Sen. Risa Hontiveros agreed that the task force should be overhauled instead of abolished.
“It is clear as day that we need to overhaul the [task force] and replace its members with public health experts who actually know how to handle a public health emergency,” Hontiveros said in a statement.
“The extreme call is to abolish the [task force], but during a pandemic, an interagency body is necessary. It must be led by public health experts and epidemiologists, not by military officers,” she said.
“The [task force] has continuously and confidently walked in the wrong direction, backward, no matter how many times the public and lawmakers have called them out,” she said. “We must undertake a complete management overhaul of the [task force].”
It’s the virus’ fault
Malacañang refused, blaming the surge on the coronavirus variants instead.
“Whether we accept it or not, the virus has mutated and the [task force] cannot be blamed that the virus has mutated to become more transmissible,” Roque told a news briefing on Tuesday.
He said the Philippines was not the only country in the world where COVID-19 cases were increasing due to the variants.
But the task force is tackling the crisis by imposing additional restrictions, Roque said, adding that the effects of the measures would be seen after two weeks—the incubation period of the coronavirus.
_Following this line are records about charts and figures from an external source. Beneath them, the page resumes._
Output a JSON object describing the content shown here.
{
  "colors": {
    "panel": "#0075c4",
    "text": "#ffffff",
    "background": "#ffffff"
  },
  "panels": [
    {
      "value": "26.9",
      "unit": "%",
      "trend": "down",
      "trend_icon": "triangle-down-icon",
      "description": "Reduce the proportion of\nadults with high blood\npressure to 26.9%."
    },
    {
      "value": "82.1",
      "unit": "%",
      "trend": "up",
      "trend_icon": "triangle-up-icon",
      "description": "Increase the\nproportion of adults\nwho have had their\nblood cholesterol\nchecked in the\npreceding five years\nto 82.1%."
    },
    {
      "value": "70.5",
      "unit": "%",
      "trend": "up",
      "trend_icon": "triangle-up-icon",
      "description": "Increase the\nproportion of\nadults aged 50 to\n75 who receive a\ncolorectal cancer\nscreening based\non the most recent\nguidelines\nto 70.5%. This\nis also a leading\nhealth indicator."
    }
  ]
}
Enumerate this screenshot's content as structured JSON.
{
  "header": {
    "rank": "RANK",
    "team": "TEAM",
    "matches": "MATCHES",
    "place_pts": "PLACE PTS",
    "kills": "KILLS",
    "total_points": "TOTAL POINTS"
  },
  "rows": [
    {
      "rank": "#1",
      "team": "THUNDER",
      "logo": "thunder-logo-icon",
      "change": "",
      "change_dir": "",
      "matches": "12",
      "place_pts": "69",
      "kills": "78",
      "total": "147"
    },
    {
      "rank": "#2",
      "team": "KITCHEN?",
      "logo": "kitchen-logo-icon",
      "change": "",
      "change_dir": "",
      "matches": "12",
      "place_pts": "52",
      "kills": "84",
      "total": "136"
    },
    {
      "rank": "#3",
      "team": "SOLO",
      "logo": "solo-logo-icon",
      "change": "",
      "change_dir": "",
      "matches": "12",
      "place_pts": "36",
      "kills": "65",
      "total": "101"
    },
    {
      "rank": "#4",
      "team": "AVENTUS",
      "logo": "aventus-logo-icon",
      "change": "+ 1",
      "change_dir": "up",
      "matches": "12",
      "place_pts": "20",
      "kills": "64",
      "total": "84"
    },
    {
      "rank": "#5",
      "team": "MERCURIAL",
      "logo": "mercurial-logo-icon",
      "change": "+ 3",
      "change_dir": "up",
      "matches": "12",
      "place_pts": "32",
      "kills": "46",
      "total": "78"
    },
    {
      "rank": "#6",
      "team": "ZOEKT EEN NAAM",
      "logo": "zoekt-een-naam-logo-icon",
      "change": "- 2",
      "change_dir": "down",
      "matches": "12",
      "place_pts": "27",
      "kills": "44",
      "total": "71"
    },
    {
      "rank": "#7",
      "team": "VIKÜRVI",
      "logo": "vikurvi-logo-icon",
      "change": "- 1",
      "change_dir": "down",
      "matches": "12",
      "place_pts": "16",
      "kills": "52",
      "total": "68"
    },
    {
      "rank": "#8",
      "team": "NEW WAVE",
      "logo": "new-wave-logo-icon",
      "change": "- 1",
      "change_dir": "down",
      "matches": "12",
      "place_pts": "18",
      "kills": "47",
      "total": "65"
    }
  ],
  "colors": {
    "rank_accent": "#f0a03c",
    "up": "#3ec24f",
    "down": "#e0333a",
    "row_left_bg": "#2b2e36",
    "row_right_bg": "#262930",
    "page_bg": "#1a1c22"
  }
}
“We welcome all suggestions, but understand that nothing can match the [task force] when it comes to human capital because the entire bureaucracy of the government came together for our COVID-19 response,” Roque said.
‘First line of defense’
New infections dropped on Tuesday to nearly 6,000 from more than 8,000 the day before, but isolation centers and temporary quarantines for mild and asymptomatic cases in Metro Manila were 78 percent full.
“[I]t’s a bit high, and rising at the same pace as hospitals,” Health Undersecretary Leopoldo Vega told a news briefing.
Mild and asymptomatic cases are the bulk of new infections, and Vega said more centers to handle these cases were needed, as these were “the first line of defense before going to the hospitals.”
The hospitals could concentrate on moderate and severe cases, he added.
Vega said the health care use rate at hospitals was 60 percent, or moderate risk, while the intensive care bed use rate was 73 percent to 76 percent.
These are signs, he said, that steps must be taken to stem the rise in new infections.
On Tuesday, the DOH logged 5,867 additional coronavirus infections, pushing the overall figure for confirmed COVID-19 cases in the country to 677,653.
The DOH said 630 more patients had recovered, raising the total number of COVID-19 survivors in the country to 578,461. But 20 other patients had died, it said, bringing the death toll to 12,992.
That left the country with 86,200 active cases, of which 95.4 percent were mild, 2.3 percent asymptomatic, 0.49 percent moderate, 0.9 percent severe, and 0.9 percent critical.